Effective Tertiary Teaching
I am reasonably new as a teacher. I have formally been following the teaching path for the past six years. But the other day when I decided to update the teaching page of this blog I had a strange surprise… Counting everything, I actually started 11 years ago. My first experience with teaching was when I was still an undergraduate student and decided to be a tutor to the first year students. I confess at that stage I was more interested in the financial support than on the teaching itself. But now that I’ve been on this track for a reasonable time, I am sold on the idea of staying in academia. Things are also easier now of course, now I know better how to teach because we learn to teach by teaching, right? Well, sort of.
For the past two months I have been attending the Effective Tertiary Teaching workshops for professional development at Lincoln University. These workshops are the steps towards a certification for tertiary teaching. Perfect timing now that I am approaching the end of my PhD studies. The certification is constituted of a total of eight workshops:
- Effective lesson planning
- Course design
- Catering for diversity and learning styles
- Teaching small groups cooperatively
- Assessment matters
- Producing a teaching portfolio
- Becoming a reflective practitioner
- Using ICT effectively in your teaching
The workshops took one hour each and generated interesting discussions. But the most striking part of the certification has just happened to me now that we finished the classes. The final assignment required us to produce a teaching portfolio, including a teaching philosophy and reflections about the eight modules. I couldn’t help but thinking of Dr John Boereboom, the teacher, saying that producing a teaching portfolio is addictive. I didn’t believe when he said that, but now I agree. I could not stop writing about these past six years and it even made me feel guilty today as I have a thesis waiting to be completed soon and a presentation waiting to be prepared for the next week.

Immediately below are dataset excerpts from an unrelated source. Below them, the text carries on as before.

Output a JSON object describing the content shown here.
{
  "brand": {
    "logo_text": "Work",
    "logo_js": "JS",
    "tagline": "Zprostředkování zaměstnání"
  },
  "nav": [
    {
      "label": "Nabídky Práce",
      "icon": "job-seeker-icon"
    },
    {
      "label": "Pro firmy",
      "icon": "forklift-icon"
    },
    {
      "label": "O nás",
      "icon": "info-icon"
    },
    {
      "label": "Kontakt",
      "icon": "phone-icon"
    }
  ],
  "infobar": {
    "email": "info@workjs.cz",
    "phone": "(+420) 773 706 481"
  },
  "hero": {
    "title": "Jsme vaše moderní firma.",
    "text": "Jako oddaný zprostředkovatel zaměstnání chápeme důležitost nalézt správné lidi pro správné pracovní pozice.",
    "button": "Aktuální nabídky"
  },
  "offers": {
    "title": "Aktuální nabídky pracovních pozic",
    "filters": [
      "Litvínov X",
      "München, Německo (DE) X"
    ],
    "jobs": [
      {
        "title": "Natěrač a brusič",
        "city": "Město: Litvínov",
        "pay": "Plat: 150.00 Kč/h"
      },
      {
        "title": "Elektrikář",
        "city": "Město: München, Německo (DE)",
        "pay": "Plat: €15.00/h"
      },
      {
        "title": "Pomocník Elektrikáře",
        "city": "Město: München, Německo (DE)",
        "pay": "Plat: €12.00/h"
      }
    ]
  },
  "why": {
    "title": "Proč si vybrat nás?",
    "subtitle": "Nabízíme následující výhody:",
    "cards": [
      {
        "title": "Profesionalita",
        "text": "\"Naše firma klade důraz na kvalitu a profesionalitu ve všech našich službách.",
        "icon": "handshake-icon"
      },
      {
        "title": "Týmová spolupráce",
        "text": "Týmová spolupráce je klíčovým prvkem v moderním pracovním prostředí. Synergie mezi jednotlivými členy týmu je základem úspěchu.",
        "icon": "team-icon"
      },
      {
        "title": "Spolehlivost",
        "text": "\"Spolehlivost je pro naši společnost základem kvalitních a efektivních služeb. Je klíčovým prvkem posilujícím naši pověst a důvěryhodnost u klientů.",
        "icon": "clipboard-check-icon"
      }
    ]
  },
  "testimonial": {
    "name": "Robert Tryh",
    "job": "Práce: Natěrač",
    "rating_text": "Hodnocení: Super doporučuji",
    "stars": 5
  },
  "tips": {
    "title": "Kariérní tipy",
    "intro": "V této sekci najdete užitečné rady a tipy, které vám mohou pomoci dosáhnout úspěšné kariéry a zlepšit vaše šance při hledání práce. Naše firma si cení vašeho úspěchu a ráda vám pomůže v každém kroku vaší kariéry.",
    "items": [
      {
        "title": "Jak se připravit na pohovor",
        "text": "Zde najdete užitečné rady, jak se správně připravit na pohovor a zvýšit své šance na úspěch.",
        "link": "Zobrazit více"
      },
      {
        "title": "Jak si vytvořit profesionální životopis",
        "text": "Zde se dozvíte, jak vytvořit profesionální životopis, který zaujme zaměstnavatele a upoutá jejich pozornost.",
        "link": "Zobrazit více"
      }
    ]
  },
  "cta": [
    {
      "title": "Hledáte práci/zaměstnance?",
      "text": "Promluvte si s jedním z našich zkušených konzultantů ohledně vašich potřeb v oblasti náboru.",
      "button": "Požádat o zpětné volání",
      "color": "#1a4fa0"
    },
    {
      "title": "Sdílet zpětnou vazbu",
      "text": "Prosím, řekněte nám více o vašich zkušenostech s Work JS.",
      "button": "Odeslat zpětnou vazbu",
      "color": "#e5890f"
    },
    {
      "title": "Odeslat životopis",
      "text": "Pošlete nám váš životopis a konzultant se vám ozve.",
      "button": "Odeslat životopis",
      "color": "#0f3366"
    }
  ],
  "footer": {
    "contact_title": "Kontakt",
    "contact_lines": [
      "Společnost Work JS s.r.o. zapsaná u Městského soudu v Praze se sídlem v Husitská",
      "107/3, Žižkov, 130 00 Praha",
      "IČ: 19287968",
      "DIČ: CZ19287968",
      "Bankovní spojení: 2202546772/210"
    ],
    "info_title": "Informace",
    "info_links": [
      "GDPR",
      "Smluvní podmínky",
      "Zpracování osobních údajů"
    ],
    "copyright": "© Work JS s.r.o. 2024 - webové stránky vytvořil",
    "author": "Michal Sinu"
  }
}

I wish I had more time to develop this portfolio.
The process of thinking about what type of teacher I want to be, what is my philosophy, and who were the lecturers that inspired me throughout my many years as a student was almost like living all that again. This workshop served its purposes, it made me reflect and organize my thoughts around teaching practice, but most importantly it highlighted that reflection is essential and not a ‘waste of time’ as sometimes it feels. No teacher evolves without refection. No ‘excuses’ of lack of time should undermine the intentional improving.
I have seen many potential teachers saying they don’t like the idea of teaching, mostly because they are scared of it. I believe sometimes what makes teaching challenging and even unpleasant is the feeling that the classes are not working as we expected. This is where reflection and this process of identifying the weaknesses and facing the challenges can bring our ideal teaching much closer. It consequently makes teaching more pleasant.
I know I am lucky that Lincoln University offers great support in so many ways. In fact I heard this yesterday from a Brazilian friend who got to know the University’s structure. In our home country we rarely see anything like that, especially in the public universities. These guys from the Library, Teaching and Learning at LU are great, and if you have anything like that at your university, make sure to make the most of it. Thanks guys for helping me improve so much in so many ways these last three years. Lucky girl I am!